Thanks, malawi_glenn & CompuChip.

So in the case of the Coulomb gauge, would it be correct to say that it is acceptable to set divA = 0 because whether or not we consider the components of A as being (spatially) constant, we do not lose the E generated by a time-varying A?

And, following a similiar line of thought to this, the Lorenz gauge sets:

So, would it be correct to say that because from the definition of E, both the spatial dependence of the vector potential and the time dependence of the scalar potential do not manifest themselves physically (i.e. as a measurable change in E), and hence it is okay to set them equal to zero?

I appreciate your insight, the books I have been reading just introduce these gauges with absolutly no justification or even explanation of what a gauge is.

5. Oct 21, 2008

### CompuChip

Sorry about the unreadable formula's, it's a server problem which is being worked on. Since I am using LaTeX quite heavily in this post, I have also put it http://mathbin.net/1644 [Broken] so you can read it properly until Greg and chroot have fixed the problem.

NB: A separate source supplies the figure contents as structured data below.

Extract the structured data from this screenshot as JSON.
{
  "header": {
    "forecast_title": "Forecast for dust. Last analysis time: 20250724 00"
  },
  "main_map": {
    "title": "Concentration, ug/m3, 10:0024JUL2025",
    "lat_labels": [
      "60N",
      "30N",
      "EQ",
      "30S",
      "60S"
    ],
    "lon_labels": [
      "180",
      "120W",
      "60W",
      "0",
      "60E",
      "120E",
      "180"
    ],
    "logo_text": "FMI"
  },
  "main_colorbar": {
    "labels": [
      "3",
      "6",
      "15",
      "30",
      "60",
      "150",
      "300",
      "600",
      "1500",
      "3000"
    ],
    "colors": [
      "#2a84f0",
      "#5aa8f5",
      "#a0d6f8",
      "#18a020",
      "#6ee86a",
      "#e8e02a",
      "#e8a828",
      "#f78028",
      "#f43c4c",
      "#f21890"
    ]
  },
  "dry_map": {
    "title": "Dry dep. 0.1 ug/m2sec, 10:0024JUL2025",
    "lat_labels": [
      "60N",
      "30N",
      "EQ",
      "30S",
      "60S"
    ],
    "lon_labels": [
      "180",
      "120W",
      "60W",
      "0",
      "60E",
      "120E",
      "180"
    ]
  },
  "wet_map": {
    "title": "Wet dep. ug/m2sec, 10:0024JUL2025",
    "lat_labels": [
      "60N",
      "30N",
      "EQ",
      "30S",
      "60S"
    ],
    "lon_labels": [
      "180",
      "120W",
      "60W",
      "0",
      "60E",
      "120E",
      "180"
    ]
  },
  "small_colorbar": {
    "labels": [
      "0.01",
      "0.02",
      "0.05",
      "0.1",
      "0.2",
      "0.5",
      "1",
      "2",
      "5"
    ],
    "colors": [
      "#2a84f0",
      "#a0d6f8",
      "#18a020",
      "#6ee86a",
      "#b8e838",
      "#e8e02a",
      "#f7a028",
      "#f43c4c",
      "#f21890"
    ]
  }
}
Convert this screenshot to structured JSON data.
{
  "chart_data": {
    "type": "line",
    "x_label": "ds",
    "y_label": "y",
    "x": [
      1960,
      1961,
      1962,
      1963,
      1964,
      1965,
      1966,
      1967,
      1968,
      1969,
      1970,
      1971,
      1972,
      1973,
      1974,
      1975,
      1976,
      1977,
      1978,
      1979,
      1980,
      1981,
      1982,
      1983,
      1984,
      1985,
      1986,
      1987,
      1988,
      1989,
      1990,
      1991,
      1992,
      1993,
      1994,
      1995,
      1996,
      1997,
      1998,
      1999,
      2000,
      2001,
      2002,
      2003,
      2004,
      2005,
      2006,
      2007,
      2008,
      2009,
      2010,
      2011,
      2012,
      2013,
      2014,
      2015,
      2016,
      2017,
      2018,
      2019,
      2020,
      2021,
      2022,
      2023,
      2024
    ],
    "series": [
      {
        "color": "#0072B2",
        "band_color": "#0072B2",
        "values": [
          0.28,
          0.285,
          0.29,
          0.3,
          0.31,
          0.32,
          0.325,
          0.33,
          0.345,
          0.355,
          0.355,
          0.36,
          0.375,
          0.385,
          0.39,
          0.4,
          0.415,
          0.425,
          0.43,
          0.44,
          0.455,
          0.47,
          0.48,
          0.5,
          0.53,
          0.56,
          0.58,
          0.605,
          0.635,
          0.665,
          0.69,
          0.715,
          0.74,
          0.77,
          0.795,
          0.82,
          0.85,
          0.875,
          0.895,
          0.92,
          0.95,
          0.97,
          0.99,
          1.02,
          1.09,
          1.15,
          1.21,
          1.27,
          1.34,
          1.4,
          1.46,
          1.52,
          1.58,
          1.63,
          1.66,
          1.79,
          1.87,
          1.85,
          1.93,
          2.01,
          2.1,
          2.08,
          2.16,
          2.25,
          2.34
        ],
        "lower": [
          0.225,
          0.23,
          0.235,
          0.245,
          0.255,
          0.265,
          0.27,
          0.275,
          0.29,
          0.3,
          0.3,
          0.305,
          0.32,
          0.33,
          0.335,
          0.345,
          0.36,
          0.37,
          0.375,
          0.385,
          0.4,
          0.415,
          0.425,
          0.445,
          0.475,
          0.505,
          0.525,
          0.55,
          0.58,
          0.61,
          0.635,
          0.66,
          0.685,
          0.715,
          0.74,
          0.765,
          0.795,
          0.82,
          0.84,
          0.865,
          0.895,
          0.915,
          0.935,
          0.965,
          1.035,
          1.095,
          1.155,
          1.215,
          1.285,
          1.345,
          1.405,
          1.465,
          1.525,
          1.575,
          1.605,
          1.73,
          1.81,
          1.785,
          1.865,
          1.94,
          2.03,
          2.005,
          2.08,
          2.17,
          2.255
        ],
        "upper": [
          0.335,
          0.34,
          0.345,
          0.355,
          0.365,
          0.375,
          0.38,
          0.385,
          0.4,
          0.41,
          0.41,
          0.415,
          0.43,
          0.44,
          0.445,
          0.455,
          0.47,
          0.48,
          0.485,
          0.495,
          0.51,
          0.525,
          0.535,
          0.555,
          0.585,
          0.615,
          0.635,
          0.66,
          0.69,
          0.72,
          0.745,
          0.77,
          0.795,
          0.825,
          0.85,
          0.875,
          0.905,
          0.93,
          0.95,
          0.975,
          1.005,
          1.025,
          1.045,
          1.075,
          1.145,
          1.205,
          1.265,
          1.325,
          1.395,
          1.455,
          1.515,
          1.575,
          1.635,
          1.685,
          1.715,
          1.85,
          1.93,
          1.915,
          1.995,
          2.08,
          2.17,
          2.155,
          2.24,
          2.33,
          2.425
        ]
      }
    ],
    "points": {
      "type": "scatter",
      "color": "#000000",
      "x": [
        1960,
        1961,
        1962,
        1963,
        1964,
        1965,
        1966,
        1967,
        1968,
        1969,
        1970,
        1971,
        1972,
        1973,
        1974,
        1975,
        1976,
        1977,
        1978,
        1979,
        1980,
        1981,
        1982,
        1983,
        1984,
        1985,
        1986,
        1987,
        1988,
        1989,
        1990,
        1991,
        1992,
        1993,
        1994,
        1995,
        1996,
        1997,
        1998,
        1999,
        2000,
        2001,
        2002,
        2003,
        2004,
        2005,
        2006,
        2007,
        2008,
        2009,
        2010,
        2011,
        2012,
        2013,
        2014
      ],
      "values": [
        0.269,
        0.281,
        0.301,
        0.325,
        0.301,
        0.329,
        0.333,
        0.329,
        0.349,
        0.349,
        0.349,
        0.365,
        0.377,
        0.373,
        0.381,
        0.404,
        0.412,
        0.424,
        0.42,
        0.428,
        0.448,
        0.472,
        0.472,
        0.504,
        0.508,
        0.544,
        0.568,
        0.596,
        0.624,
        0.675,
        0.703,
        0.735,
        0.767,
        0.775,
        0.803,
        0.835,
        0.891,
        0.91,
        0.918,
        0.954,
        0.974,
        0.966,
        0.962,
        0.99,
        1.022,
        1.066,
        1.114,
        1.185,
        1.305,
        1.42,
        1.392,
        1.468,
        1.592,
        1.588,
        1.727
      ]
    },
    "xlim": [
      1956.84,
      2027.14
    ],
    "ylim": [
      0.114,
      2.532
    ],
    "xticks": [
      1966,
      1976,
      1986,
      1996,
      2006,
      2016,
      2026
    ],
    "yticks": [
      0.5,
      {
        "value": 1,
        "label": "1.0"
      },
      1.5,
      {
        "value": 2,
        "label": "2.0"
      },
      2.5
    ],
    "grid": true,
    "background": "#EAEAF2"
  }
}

Indeed, applying my post to the case of electromagnetism: our mathematical formulation consists of the potentials $\phi, \vec A$ because one scalar and a vector is easier to work with than 2 vectors. The physical quantities, however, are the electric field $\vec E = - \nabla\phi$ and magnetic field $\vec B = \nabla \times \vec A$. One can easily check by elementary vector calculus, that we can take any function $\xi(x, t)$ and work with
$$\phi' = \phi - \frac{\partial \xi}{\partial t}, \vec A' = \vec A + \nabla\xi$$
instead, then the electric and magnetic fields generated by these potentials are the same as those of the original potentials. In other words, you have a gauge freedom. You can use this to make the divergence of A vanish:
$$\nabla \cdot \vec A' = \nabla \cdot \vec A + \nabla \cdot \nabla \xi = \nabla \cdot \vec A + \nabla^2\xi$$
so you can choose $\xi$ such that its Laplacian $\nabla^2$ is the divergence of the original potential $\vec A$ and work with $A'$ instead, but that means that your scalar potential will be slightly more complicated:
$$\phi' = \phi - \frac{\partial \xi}{\partial t}$$ instead of just $$\phi$$.

You can also use your gauge freedom to make the divergence of $\vec A$ not equal to zero, but to the time derivative of phi. In first instance, you might wonder why someone would like to do that. However, in the notation of special relativity, the Lorentz gauge is just
$$\partial_\mu \partial^\mu A^\nu = 0$$
where $A^\mu$ contains both the scalar and vector potential in one, and so this is somewhat the analog of "div A = 0" when describing electromagnetism in a Lorentz-invariant ("special-relativistic", if you want) way.

I wouldn't say
because the spatial dependence of the vector potential does manifest itself; not in the electric field but in the magnetic field. However, it is not the "full" spatial dependence, so to speak -- it's just the part of it described by the curl of the vector potential (I suppose you could think of it this way: to measure of how much it rotates around a point we can deform the "flow" to a circle -- but I don't know if I am making sense to you now ).